Questions regarding how tablet editions will be measured as an advertising medium must also be considered, said Glenn Hansen, president-CEO of BPA Worldwide. “The metrics you're looking at now might not be the metrics of the future,” he said. “In January 2010, we revised the definition of a magazine or newspaper to take into account the number of devices that consume these media and how publishers need to provide content suitable for each device. The second step is to start to think about usage metrics.”

It's more complicated than it seems on the surface. If tablet editions of magazines and newspapers are measured as are the digital editions currently produced by DMEs (digital media enablers) such as NXTbook, Texterity and Zinio, they would be counted as copies, similar to newsstand, subscription and controlled-circulation print products. On the other hand, if media buyers want to take advantage of the capabilities of digital measurement, the metrics required would be very different.

“We are seeing more buyers express interest in the level of engagement,” Hansen said. “They don't only want to know the number of downloads but also how long users stay in the app, what they look at and what [content] they share with others.”

At this time, BPA isn't being asked to collect or audit metrics like those, but “it seems that this will be the direction a buyer would want to take,” Hansen said. “We're currently reporting digital editions, including tablet editions, in terms of subscribers and copies. We're just saying, "Publishers, have your eye on the possibility that those metrics could change based on market demand.' ”

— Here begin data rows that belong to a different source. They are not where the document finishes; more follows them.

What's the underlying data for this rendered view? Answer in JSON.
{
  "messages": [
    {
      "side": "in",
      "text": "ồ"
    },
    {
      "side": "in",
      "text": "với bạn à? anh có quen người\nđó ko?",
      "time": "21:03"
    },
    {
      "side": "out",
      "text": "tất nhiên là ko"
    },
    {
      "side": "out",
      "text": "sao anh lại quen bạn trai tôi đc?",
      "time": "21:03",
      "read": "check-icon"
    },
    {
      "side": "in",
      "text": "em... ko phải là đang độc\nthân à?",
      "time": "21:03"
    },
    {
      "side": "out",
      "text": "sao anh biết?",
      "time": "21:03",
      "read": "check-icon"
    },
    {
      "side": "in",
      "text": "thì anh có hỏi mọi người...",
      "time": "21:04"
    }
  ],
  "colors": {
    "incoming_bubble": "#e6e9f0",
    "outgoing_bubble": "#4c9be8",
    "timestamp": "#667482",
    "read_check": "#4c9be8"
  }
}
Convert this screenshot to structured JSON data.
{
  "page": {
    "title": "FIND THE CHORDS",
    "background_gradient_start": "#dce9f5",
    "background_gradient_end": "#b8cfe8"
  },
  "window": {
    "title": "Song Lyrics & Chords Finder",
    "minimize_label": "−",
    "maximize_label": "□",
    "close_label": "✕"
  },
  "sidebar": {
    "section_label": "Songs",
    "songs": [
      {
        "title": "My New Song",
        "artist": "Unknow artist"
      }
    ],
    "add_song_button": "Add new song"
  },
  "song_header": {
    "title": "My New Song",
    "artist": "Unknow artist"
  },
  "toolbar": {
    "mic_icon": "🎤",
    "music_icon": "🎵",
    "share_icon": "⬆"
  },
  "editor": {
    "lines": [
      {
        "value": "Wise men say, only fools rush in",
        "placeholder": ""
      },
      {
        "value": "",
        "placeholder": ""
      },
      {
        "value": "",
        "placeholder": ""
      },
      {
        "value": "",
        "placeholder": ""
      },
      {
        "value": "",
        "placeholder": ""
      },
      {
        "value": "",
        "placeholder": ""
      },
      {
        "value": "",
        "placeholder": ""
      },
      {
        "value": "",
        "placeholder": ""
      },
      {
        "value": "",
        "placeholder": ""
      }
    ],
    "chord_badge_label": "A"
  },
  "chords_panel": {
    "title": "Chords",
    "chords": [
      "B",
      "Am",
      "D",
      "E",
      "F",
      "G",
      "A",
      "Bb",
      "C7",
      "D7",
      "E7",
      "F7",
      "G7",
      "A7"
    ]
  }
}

In the meantime, BPA is in the process of working with DMEs to create benchmarks for digital editions. “The companies that are providing the software in the digital space can capture information across all types of digital magazines. They can put together benchmarks based on averages without having to name individual companies,” Hansen said.

He continued: “Some publishers are afraid that the rate of consumption of digital editions is low, and they're afraid to go public with that. But, without benchmarks, no one really knows what a good or bad open rate is. We're interested in trying to get some benchmarking data out there so that a conversation can occur.” He said he expects to be able to provide benchmarks for digital editions later this year.